Affiliate Permission
IShares' SEC application requests permission to set up funds that use indexes “created, compiled, sponsored and/or maintained” by affiliates. Existing funds would also be able to change their “respective investment objective” from seeking to track an outside index to seeking to track a BlackRock index “if deemed appropriate” by the funds' advisers, according to the application.
The SEC has limited the ability of ETFs to rely on in-house indexes out of concern that benchmarks run by affiliates might be prone to manipulation, said Kathleen Moriarty, a securities attorney at Katten Muchin Rosenman LLP in New York who specializes in ETFs.
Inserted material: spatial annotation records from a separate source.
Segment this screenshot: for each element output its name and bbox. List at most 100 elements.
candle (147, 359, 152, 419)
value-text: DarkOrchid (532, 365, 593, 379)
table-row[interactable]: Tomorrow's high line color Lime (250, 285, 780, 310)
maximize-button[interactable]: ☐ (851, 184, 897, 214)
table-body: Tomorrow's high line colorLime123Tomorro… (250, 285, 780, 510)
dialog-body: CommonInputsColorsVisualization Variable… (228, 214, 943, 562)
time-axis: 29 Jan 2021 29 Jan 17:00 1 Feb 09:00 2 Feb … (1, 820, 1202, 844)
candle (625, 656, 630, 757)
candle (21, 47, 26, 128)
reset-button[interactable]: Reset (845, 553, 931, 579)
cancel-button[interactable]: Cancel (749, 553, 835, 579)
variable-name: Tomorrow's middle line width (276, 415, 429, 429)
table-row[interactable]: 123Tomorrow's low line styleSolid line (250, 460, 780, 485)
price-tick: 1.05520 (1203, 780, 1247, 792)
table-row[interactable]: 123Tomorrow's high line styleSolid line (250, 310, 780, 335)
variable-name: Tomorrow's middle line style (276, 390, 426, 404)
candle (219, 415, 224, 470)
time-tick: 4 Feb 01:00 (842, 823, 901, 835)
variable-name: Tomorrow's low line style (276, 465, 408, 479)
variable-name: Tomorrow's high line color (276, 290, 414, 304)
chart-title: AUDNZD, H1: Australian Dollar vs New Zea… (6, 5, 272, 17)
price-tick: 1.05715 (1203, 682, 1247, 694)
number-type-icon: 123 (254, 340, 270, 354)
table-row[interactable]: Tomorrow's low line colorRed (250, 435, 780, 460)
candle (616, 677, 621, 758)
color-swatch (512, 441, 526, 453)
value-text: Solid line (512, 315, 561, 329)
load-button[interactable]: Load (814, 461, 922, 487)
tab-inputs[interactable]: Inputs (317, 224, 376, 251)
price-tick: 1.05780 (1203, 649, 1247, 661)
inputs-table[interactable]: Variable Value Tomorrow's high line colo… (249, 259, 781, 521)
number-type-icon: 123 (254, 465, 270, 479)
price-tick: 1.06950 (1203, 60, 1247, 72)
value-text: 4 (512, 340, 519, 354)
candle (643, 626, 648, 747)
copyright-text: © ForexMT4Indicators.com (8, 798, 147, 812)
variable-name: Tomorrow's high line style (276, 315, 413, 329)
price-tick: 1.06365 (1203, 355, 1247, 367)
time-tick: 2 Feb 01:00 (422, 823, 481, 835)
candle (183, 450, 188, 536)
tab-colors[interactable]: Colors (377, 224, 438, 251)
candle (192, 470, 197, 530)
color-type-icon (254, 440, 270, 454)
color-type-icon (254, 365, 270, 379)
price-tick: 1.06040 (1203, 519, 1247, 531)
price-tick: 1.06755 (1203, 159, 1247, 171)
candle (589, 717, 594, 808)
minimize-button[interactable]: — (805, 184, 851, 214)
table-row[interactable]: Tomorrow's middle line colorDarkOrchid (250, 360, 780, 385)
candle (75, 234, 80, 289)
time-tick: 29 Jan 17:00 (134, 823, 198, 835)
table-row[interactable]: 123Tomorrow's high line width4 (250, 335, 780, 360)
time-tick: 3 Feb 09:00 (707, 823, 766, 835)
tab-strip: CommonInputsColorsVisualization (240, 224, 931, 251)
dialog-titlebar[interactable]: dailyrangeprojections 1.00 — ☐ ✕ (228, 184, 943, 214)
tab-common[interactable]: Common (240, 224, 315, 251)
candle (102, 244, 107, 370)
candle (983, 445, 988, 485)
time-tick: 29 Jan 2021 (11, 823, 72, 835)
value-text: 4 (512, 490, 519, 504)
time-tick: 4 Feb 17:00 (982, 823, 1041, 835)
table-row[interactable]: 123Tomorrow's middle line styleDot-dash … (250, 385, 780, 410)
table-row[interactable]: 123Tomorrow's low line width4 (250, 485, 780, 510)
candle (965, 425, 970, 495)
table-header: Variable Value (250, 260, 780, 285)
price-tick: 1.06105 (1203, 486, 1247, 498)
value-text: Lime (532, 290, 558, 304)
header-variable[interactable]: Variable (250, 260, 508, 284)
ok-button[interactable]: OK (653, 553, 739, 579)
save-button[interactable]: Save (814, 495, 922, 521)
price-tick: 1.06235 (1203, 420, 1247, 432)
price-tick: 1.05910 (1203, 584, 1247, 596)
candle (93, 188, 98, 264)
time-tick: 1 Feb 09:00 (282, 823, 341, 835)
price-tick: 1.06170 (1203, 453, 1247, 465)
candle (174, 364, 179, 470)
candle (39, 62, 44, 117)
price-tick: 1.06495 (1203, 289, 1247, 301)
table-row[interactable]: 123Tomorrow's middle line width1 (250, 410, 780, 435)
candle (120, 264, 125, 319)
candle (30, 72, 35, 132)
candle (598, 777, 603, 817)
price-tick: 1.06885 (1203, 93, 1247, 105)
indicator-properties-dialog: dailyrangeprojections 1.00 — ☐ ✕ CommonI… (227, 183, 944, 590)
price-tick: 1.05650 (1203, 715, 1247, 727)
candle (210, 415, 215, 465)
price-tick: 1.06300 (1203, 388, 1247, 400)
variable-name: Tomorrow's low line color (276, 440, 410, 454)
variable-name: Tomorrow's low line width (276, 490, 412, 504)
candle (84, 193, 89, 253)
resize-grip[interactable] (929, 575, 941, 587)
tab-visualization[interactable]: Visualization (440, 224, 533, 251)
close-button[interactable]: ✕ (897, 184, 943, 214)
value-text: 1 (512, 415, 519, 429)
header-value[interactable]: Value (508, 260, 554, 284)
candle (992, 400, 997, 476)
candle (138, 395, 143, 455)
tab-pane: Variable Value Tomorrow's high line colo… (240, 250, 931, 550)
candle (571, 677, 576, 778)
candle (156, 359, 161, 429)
While the agency has granted firms such as WisdomTree Asset Management Inc. and Russell Investments clearance to use their own indexes at affiliated ETFs, these advisers agreed to rely on an outside agent to calculate, maintain and disseminate information on the benchmark, whereas BlackRock proposes to handle those functions internally, the application says.
“What the SEC has always been concerned about is collusion,” said Moriarty, who helped develop the SPDR S&P 500 ETF Trust (SPY), which became the first index-based exchange traded fund in 1993. “You might call your friendly index provider and say ‘I want you to change the index tomorrow so I can buy IBM.'”
Putting Up Firewalls
Florence Harmon, a spokeswoman for the SEC in Washington, declined to comment.
IShares said in its application that neither the advisers to the funds nor the internal index provider would have the ability to manipulate a benchmark, in part because the company plans to set up “firewalls.” Each BlackRock index would be rules-based, composed of equity and/or fixed-income securities, whose methodology would be clearly disclosed, according to the application.
The indexes will be created and provided by a BlackRock subsidiary or division that relies on its “own proprietary model employing intellectual property and industry expertise.” BlackRock Fund Advisors or an affiliate would pay the indexing subsidiary a licensing fee on behalf of funds that use its benchmarks.
“If I'm BlackRock and I have the granddaddy of ETFs with iShares, how do I continue to make mine stand out with so many others cramming into the market?” said Luschini at Janney Montgomery Scott. One way would be to create benchmarks, Luschini said, that “can be better replicated by an ETF.”